Dann findet sie Thomas. Bei ihm fühlt sie sich seit langem wieder wohl, denn er hört ihr zu und hilft ihr, ihre wirren Gedanken zu sortieren und sich wieder zu erinnern. Sie beginnt ihm eine Geschichte zu erzählen, die zu einer Liebesgeschichte zwischen ihm und ihr wird. Die aber wahrscheinlich immer ein Traum bleiben muss… denn Thomas liegt im Koma…

Meine Meinung:
Die Autorin Lily Oliver (aka Alana Falk) lernte ich zum ersten Mal auf der diesjährigen Leipziger Buchmesse kennen. Da wusste ich noch nicht, was für eine großartige Autorin sie ist. Schon damals faszinierte sie mich mit ihren (gesprochenen) Worten und war mir sofort sympathisch. Gerade deshalb freute ich mich riesig, als sie mich fragte, ob ich nicht ihr Buch „Träume, die ich uns stehle“ lesen und rezensieren möchte. Ich hoffe ich finde die richtigen Worte, die das Buch so beschreiben, wie ich beim Lesen empfunden und gedacht habe.

Der Anfang des Buches war recht verwirrend und verbreitete leicht Chaos in meinem Kopf. So muss sich auch Lara fühlen, die nach einem Unfall alles vergessen hat. Rückblickend finde ich es sogar gut, dass der Beginn genauso geschrieben ist. Es passt zur Geschichte – es passt zu Lara und ihrer Person. Ihre psychische Krankheit ist sehr realistisch und glaubwürdig beschrieben. Ich hatte nie das Gefühl gehabt, dass irgendein Verhalten von Lara widersprüchlich war oder nicht hinein passte.

Sobald ich michaber  reingelesen habe, konnte und wollte ich am Liebsten nicht mehr aufhören.

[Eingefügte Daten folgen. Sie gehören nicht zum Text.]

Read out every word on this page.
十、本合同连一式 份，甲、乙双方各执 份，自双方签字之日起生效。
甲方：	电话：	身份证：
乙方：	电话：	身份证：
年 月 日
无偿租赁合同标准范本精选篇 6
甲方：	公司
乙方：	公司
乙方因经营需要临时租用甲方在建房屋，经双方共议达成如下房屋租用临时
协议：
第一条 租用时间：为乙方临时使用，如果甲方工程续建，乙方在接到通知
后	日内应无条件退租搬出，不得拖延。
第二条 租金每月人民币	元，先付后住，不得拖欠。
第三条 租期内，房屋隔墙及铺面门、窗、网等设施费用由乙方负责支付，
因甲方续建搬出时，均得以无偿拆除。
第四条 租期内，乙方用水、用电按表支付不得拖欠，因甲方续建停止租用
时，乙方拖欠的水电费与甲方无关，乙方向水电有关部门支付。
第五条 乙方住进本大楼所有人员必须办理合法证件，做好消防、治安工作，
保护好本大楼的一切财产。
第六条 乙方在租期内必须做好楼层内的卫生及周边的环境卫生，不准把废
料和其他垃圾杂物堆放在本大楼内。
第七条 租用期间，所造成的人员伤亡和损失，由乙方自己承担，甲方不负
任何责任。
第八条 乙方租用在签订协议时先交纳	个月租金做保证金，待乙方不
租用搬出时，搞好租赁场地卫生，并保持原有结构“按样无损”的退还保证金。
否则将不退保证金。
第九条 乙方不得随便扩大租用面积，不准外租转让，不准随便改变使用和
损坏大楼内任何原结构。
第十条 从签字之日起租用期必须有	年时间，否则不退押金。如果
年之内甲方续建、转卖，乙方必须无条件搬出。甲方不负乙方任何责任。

Es wurde aus zwei Perspektiven geschrieben – jeweils aus Laras und Thomas‘ Sicht. Wobei die Kapitel aus Thomas‘ Sicht recht kurz und nicht so ausführlich – eigentlich mehr durcheinander – waren, erfuhr man trotzdem viel über seine eigene Vergangenheit und wie viel er in seinem Koma mitbekommt.

Die hauptsächliche Geschichte läuft aus Laras Sicht ab. Wenn sie Thomas ihre Geschichte erzählt, hatte ich mich oft gefragt ob das, was sie erzählt, nun echt ist oder nicht. Und das war für mich das spannendste und aufregenste an dem Buch. Man wusste bis zum Ende nie, was nun Wirklichkeit oder Traum war.

Lara ist mir sehr schnell ans Herz gewachsen und ich bewundere sie, denn wo sie anfangs noch total unsicher und verängstigt war, den Drang zu reden, nicht widerstehen konnte, wurde sie zum Ende hin immer Stärker und bekam immer besser ihre Krankheit in Griff

Zum Ende hin gab es dann eine große Wendung, die ich niemals während des Lesens vermutet hätte. Schon ganz zu Beginn hatte ich eine Theorie, ein bisschen enttäuscht darüber, dass es so durchschaubar ist. Zum Glück gab es dann den Twist, der im Endspurt noch richtig Spannung mit sich brachte.

Fazit:
Vielen Dank Lily Oliver für diese wundervolle, berührende und emotionale Geschichte, die mich an einigen Stellen sogar zu Tränen rührte (besonders das Ende). Dieses Buch gehört definitiv zu einem meiner Jahreshighlights 2018, welches ich nie vergessen werde. Auch ein ganz großes Dankeschön, dass du mir das Buch zur Verfügung gestellt hast. Ich liebe, liebe es und es hat 5 von 5 Sternen sowas von verdient! Sehr zu empfehlen!